A l'adolescence, je roulais ma première pelle à 15 ans à un apprenti rugbyman à un mariage (#GrandirDansLeSudOuest). J'étais pas encore sexuellement active, pour plein de raison. Le max que j'ai pu faire en terme de scandale, c'est de me faire plaquer sur msn (#vieux) et d'embrasser un nouveau garçon le soir même. Ça avait été rapporté à celui qui m'avait quitté, et ça avait fait le tour du lycée le lundi matin. J'étais passé pour une fille facile à l'époque, et ça avait été affreux. Donc t'imagines un peu à quel point on ne jouait pas dans la même catégorie.

J'ai l'impression de parler vraiment comme une vielle conne, mais la donne a changé en dix ans. Ce n'est pas l'écart d'une génération, mais c'est assez important pour qu'on apprenne au moins à ne pas juger ce qu'on ne connaît pas. On n'a pas le même accès aux informations sur le sexe, et toute la pression qui en découle. On ne vit pas tout à fait l'entrée dans la sexualité de la même façon, même si je rejette ce discours qui dit que "ohlala les jeunes de maintenant, on était mieux avant". Non, on n'était pas mieux, on était différent.
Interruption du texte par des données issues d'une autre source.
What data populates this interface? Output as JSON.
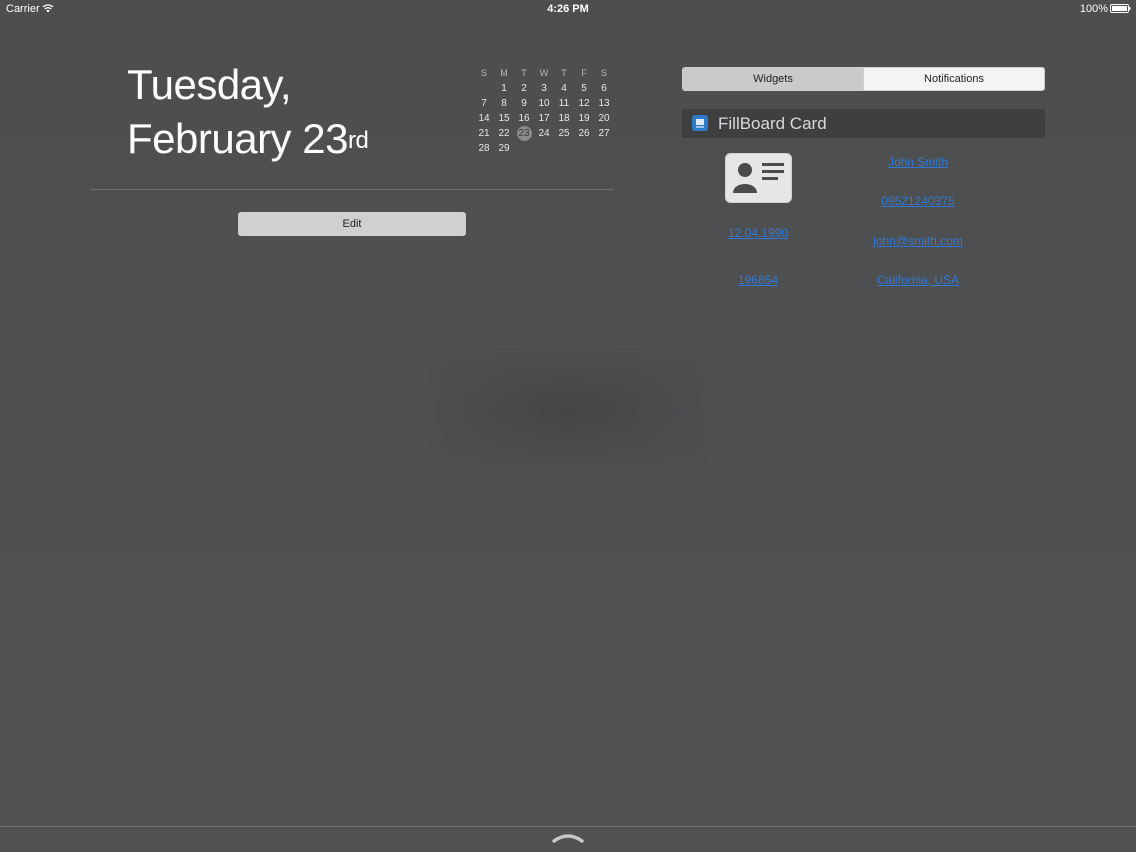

Ce qui serait important maintenant, c'est de pouvoir avoir le rôle d'adultes bienveillants. Et de ne pas rentrer dans le jeu de la diffusion d'images à caractère pedo-pornographique, ça serait bien. Ca nous rendrait pas moins vieux, mais ça permettrait de rappeler que le monde des adultes n'est pas rempli de requins.
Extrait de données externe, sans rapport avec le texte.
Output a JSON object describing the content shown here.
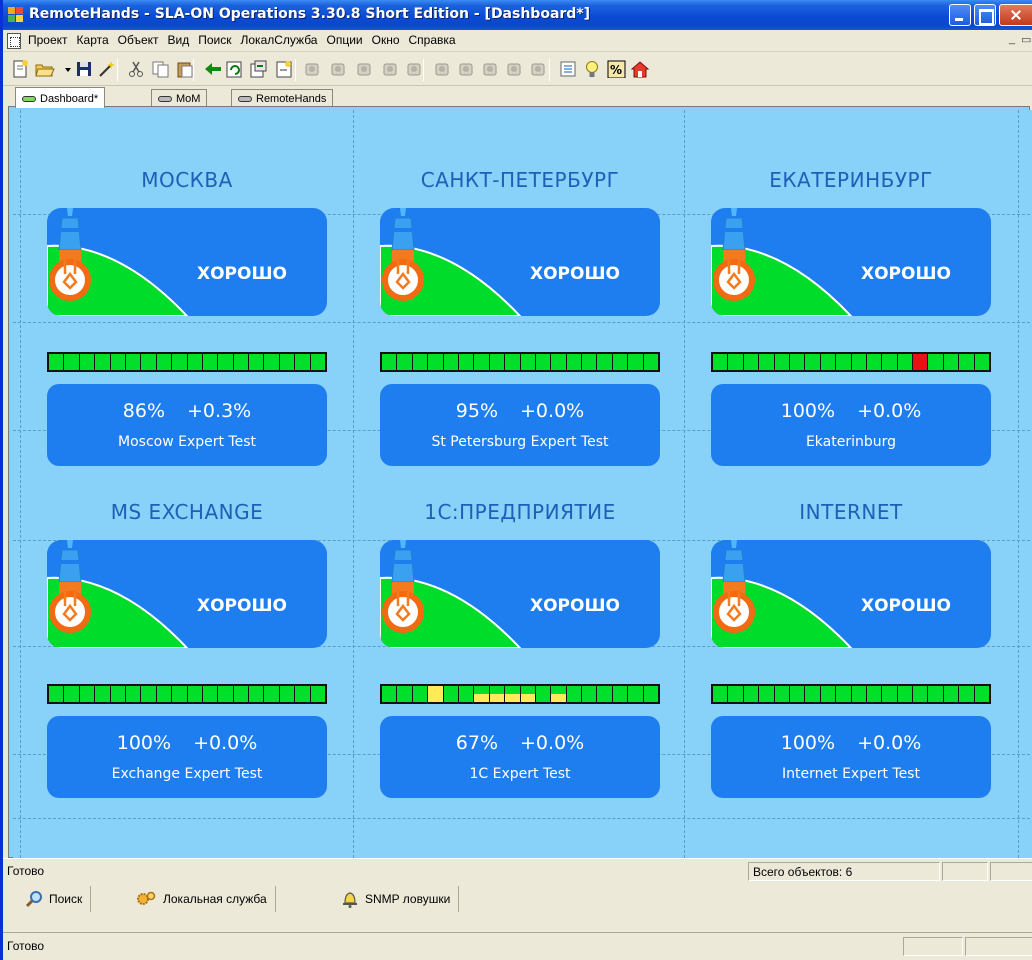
{
  "window": {
    "title": "RemoteHands - SLA-ON Operations 3.30.8 Short Edition - [Dashboard*]",
    "menu": [
      "Проект",
      "Карта",
      "Объект",
      "Вид",
      "Поиск",
      "ЛокалСлужба",
      "Опции",
      "Окно",
      "Справка"
    ]
  },
  "toolbar_icons": [
    "new-document-icon",
    "open-folder-icon",
    "dropdown-arrow-icon",
    "save-icon",
    "magic-wand-icon",
    "cut-icon",
    "copy-icon",
    "paste-icon",
    "back-arrow-icon",
    "refresh-icon",
    "export-icon",
    "import-icon",
    "tool-icon",
    "tool-icon",
    "tool-icon",
    "tool-icon",
    "tool-icon",
    "tool-icon",
    "tool-icon",
    "tool-icon",
    "tool-icon",
    "tool-icon",
    "list-icon",
    "lightbulb-icon",
    "percent-icon",
    "home-icon"
  ],
  "tabs": [
    {
      "label": "Dashboard*",
      "active": true
    },
    {
      "label": "MoM",
      "active": false
    },
    {
      "label": "RemoteHands",
      "active": false
    }
  ],
  "colors": {
    "canvas_bg": "#88d1f8",
    "card_bg": "#1e7ef0",
    "title": "#1f5fb8",
    "ok_green": "#00e02a",
    "warn_yellow": "#ffeb55",
    "err_red": "#e81212"
  },
  "panels": [
    {
      "title": "МОСКВА",
      "status": "ХОРОШО",
      "percent": "86%",
      "delta": "+0.3%",
      "label": "Moscow Expert Test",
      "segments": [
        "ok",
        "ok",
        "ok",
        "ok",
        "ok",
        "ok",
        "ok",
        "ok",
        "ok",
        "ok",
        "ok",
        "ok",
        "ok",
        "ok",
        "ok",
        "ok",
        "ok",
        "ok"
      ]
    },
    {
      "title": "САНКТ-ПЕТЕРБУРГ",
      "status": "ХОРОШО",
      "percent": "95%",
      "delta": "+0.0%",
      "label": "St Petersburg Expert Test",
      "segments": [
        "ok",
        "ok",
        "ok",
        "ok",
        "ok",
        "ok",
        "ok",
        "ok",
        "ok",
        "ok",
        "ok",
        "ok",
        "ok",
        "ok",
        "ok",
        "ok",
        "ok",
        "ok"
      ]
    },
    {
      "title": "ЕКАТЕРИНБУРГ",
      "status": "ХОРОШО",
      "percent": "100%",
      "delta": "+0.0%",
      "label": "Ekaterinburg",
      "segments": [
        "ok",
        "ok",
        "ok",
        "ok",
        "ok",
        "ok",
        "ok",
        "ok",
        "ok",
        "ok",
        "ok",
        "ok",
        "ok",
        "err",
        "ok",
        "ok",
        "ok",
        "ok"
      ]
    },
    {
      "title": "MS EXCHANGE",
      "status": "ХОРОШО",
      "percent": "100%",
      "delta": "+0.0%",
      "label": "Exchange Expert Test",
      "segments": [
        "ok",
        "ok",
        "ok",
        "ok",
        "ok",
        "ok",
        "ok",
        "ok",
        "ok",
        "ok",
        "ok",
        "ok",
        "ok",
        "ok",
        "ok",
        "ok",
        "ok",
        "ok"
      ]
    },
    {
      "title": "1С:ПРЕДПРИЯТИЕ",
      "status": "ХОРОШО",
      "percent": "67%",
      "delta": "+0.0%",
      "label": "1C  Expert Test",
      "segments": [
        "ok",
        "ok",
        "ok",
        "warn",
        "ok",
        "ok",
        "half",
        "half",
        "half",
        "half",
        "ok",
        "half",
        "ok",
        "ok",
        "ok",
        "ok",
        "ok",
        "ok"
      ]
    },
    {
      "title": "INTERNET",
      "status": "ХОРОШО",
      "percent": "100%",
      "delta": "+0.0%",
      "label": "Internet Expert Test",
      "segments": [
        "ok",
        "ok",
        "ok",
        "ok",
        "ok",
        "ok",
        "ok",
        "ok",
        "ok",
        "ok",
        "ok",
        "ok",
        "ok",
        "ok",
        "ok",
        "ok",
        "ok",
        "ok"
      ]
    }
  ],
  "statusbar": {
    "ready": "Готово",
    "objects": "Всего объектов: 6"
  },
  "bottom_tabs": [
    {
      "label": "Поиск",
      "icon": "search-icon"
    },
    {
      "label": "Локальная служба",
      "icon": "gear-icon"
    },
    {
      "label": "SNMP ловушки",
      "icon": "bell-icon"
    }
  ],
  "bottom_status": "Готово"
}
Et puis moi, je me permettrais juste de rappeler que si on conserve, diffuse ou laisse diffuser au public l'image d'une personne prise dans un lieu privé sans le consentement de celle ci, ça peut aller jusqu'à 45 000 euros d'amende et un an d'emprisonnement. Parce que la loi, c'est pas juste fait pour faire beau. Et ça me fatigue tout ça, d'avoir à rappeler le cadre légal parce qu'on est encore trop cons dans cette nouvelle année.

Et qu'on la commence avec du sexisme et du cyber harcelement sur une ado parce qu'on n'a rien de mieux à foutre dans nos vies creuses et insignifiantes.

Parce qu'on n'a pas encore appris la leçon, pas encore compris l'intérêt de changer des pensées retrogrades qui nous gangrènent et nous freinent jusqu'à l'amputation.

Nous sommes le 3 janvier 2016, et je finirais cet article en posant cette question :

 

Putain alors, c'est quand qu'on devient grand?